Madrugo para hablarte de algo que ya has escuchado, al presidente de la Federación de Marruecos afirmando que la final del Mundial 2030 se va a jugar en Casablanca.
Después del primer sobresalto por las alertas que inundaron la pantalla de mi móvil, pude volver a sentarme en la silla tranquilo al confirmar que no era más que la enésima fanfarronada de un país que aspira a celebrar el partido más importante del evento más importante del mundo del deporte. Y que FIFA salió pronto a desmentir que la decisión sobre la sede esté tomada.

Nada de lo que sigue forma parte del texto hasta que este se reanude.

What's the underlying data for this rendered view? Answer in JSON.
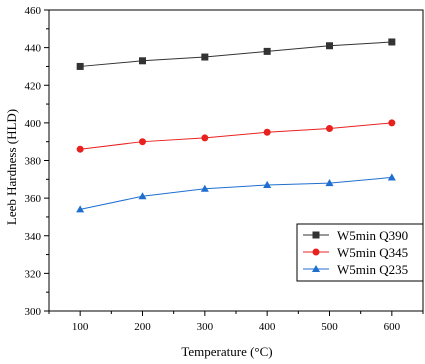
{
  "chart_data": {
    "type": "line",
    "title": "",
    "xlabel": "Temperature (°C)",
    "ylabel": "Leeb Hardness (HLD)",
    "x": [
      100,
      200,
      300,
      400,
      500,
      600
    ],
    "xlim": [
      50,
      650
    ],
    "ylim": [
      300,
      460
    ],
    "x_ticks": [
      100,
      200,
      300,
      400,
      500,
      600
    ],
    "y_ticks": [
      300,
      320,
      340,
      360,
      380,
      400,
      420,
      440,
      460
    ],
    "grid": false,
    "legend_position": "bottom-right",
    "series": [
      {
        "name": "W5min Q390",
        "marker": "square",
        "color": "#333333",
        "values": [
          430,
          433,
          435,
          438,
          441,
          443
        ]
      },
      {
        "name": "W5min Q345",
        "marker": "circle",
        "color": "#e8211f",
        "values": [
          386,
          390,
          392,
          395,
          397,
          400
        ]
      },
      {
        "name": "W5min Q235",
        "marker": "triangle",
        "color": "#1f6fd0",
        "values": [
          354,
          361,
          365,
          367,
          368,
          371
        ]
      }
    ]
  }
}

No es un secreto que para Marruecos es un cuestión de Estado organizar ese partido y presume de la construcción de un estadio con capacidad para más de 100.000 personas que estará terminado a finales de 2027, pero es importante el contexto. El presidente de la Federación marroquí lo dijo en un acto de campaña electoral, ante un reducido número de personas y como el presidente Louzán lo dijo aquí en España hace algunos meses: en realidad es un deseo, que por el tono parece transformarse en un anuncio.
Pero tampoco podemos obviar que quién lo dice no es cualquiera. Es el presidente del fútbol marroquí que, a la vez, es ministro del Gobierno. Y no veas a Infantino, el presidente de FIFA, como un dirigente deportivo, sino como un político.
Atraviesa su peor momento y ha perdido apoyos para su futura reelección, por tanto hay que entender la dimensión política de todo esto. Marruecos se ha convertido en uno de sus principales aliados y Rabat acogerá el próximo Congreso donde se votará su reelección. Si el precio por seguir en el sillón presidencial es ceder con Marruecos, deberíamos empezar a pensar que lo que diga un ministro marroquí es algo más que un comentario de barra de bar.